Simulation Prep

Running adaptive sampling requires some prepared inputs beforehand.

A minimal list of necessary files are as follows:

1: Initial structure(.gro)/topology(.top) files for production simulations 2: Simulation parameter (.mdp) file for production simulations 3: Reference structure (.pdb) file for clustering/analysis (usually protein masses without solvent/ions) 4: Text file containing atomic indices (.txt or .dat) that will be used for clustering. Based off of #3

1. Prepare your starting state

As of now, this package only supports running simulations with GROMACS. Tutorials for using GROMACS and preparing a starting state for a production run can be found at (http://www.mdtutorials.com/gmx/).

2. Simulation parameter file

This be a GROMACS .mdp file that will be used for production runs.
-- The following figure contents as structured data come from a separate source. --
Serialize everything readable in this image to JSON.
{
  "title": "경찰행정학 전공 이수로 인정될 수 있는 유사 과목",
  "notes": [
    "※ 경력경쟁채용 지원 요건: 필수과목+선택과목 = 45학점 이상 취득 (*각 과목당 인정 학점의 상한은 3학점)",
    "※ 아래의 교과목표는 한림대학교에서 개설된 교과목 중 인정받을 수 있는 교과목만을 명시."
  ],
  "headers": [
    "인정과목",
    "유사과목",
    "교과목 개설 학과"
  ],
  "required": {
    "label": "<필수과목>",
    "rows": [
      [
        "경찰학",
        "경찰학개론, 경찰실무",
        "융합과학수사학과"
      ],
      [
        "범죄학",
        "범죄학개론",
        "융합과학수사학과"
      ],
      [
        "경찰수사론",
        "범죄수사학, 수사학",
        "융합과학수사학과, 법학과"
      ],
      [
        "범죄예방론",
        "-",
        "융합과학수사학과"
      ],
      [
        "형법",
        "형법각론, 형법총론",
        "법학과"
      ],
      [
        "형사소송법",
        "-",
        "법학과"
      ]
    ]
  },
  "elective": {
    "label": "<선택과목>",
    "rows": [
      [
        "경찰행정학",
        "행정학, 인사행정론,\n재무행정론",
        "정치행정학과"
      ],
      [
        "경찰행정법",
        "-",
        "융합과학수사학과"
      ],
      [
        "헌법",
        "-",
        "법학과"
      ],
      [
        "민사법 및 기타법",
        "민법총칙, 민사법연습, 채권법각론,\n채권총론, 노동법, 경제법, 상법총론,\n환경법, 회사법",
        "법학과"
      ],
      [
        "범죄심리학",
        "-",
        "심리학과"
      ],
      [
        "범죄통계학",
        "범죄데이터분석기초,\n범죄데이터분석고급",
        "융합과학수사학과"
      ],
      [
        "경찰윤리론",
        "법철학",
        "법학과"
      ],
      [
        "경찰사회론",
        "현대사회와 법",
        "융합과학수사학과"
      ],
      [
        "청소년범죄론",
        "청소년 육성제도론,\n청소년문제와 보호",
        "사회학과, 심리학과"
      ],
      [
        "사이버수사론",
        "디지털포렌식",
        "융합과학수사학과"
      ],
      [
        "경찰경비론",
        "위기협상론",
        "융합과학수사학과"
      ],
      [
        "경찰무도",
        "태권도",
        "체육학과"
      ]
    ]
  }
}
For a reference on parameter options, please refer to (https://manual.gromacs.org/documentation/current/user-guide/mdp-options.html).

3. Reference Structure

The reference structure is a PDB file containing the relevant atoms for clustering/analysis. Post-processed simulations will be loaded using this structure and should constitute a minimal construct for analysis. A good choice for this structure is the protein masses (stripped of solvent/ions) from the starting .gro file.

GROMACS can prepare this structure from #1:

gmx trjconv -f input.gro -s md.tpr -o prot_masses.pdb -center

Where prot_masses.pdb is the reference structure and the user should select prot-masses for both centering and output.

4. Atom indices for clustering

The atom indices here will be used for clustering simulations between rounds. They should be focused to the dynamics that we care to characterize since they will define the conformational landscape.

If we are interested in the backbone dynamics (topological conformational changes) a good approach is to use the backbone indices + CB atoms. An easy way to do this is using MDTraj:

import numpy as np
import mdtraj as md
pdb = md.load("prot_masses.pdb")
atom_indices = pdb.top.select_atom_indices('minimal')
np.savetxt("atom_indices.dat", atom_indices, fmt='%d')

Here, the atom_indices.dat is a single column of atomic indices that will be used for clustering (zero-indexed). These indices should be based on the reference structure in #3.